Notice, that character '₂'
has index 2, but the next valid index is 5,
because '₂'
occupies three bytes.
9. Is Pair
iterable, indexable, or broadcastable?
It is iterable and indexable. In broadcasting it is treated as a scalar:
julia> p = :a => sin
:a => sin
julia> foreach(display, p)
:a
sin (generic function with 14 methods)
julia> p[1]
:a
julia> p[end]
sin (generic function with 14 methods)
julia> tuple.(p, (1, 2))
((:a => sin, 1), (:a => sin, 2))
10. Is pairs(["a", "b", "c"])
iterable, indexable, or broadcastable?
It is iterable and partially indexable, but not broadcastable, although it
has length, size, and axes:
julia> pv = pairs(["a", "b", "c"])
pairs(::Vector{String})(...):
1 => "a"
2 => "b"
3 => "c"
julia> foreach(println, pv)
1 => "a"
2 => "b"
3 => "c"
julia> pv[1]
"a"
julia> pv[3]
"c"
julia> length(pv)
3
julia> size(pv)
(3,)
julia> axes(pv)
(Base.OneTo(3),)
julia> identity.(pv)
ERROR: ArgumentError: broadcasting over dictionaries and `NamedTuple`s is reserved
11. Is DataFrame
iterable, indexable, or broadcastable?
Data frame is indexable (but requires to always pass two dimensional index)

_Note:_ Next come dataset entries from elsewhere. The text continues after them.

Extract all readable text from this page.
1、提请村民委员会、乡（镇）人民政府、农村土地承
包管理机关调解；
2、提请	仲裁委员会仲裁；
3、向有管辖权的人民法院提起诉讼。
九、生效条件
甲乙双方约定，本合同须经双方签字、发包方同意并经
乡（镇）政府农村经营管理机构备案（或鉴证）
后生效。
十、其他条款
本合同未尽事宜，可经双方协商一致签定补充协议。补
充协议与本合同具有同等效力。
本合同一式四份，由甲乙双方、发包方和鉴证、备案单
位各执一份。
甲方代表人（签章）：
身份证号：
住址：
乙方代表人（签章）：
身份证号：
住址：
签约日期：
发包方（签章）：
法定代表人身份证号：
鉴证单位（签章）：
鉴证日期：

and broadcastable, but not iterable. To iterate it
you need to choose if you want to iterate rows or columns:
julia> using DataFrames
julia> df = DataFrame(a=1:3, b=11:13)
3×2 DataFrame
Row │ a b
│ Int64 Int64
─────┼──────────────
1 │ 1 11
2 │ 2 12
3 │ 3 13
julia> df[2, 1]
2
julia> df[end, end]
13
julia> df[1]
ERROR: ArgumentError: syntax df[column] is not supported use df[!, column] instead
julia> df .^ 2
3×2 DataFrame
Row │ a b
│ Int64 Int64
─────┼──────────────
1 │ 1 121
2 │ 4 144
3 │ 9 169
julia> foreach(println, df)
ERROR: AbstractDataFrame is not iterable. Use eachrow(df) to get a row iterator or eachcol(df) to get a column iterator
julia> foreach(println, eachrow(df))
DataFrameRow
Row │ a b
│ Int64 Int64
─────┼──────────────
1 │ 1 11
DataFrameRow
Row │ a b
│ Int64 Int64
─────┼──────────────
2 │ 2 12
DataFrameRow
Row │ a b
│ Int64 Int64
─────┼──────────────
3 │ 3 13
julia> foreach(println, eachcol(df))
[1, 2, 3]
[11, 12, 13]
Conclusions
I hope you found the examples I included in the post useful and that after
reading it your grasp of working with containers in Julia improved!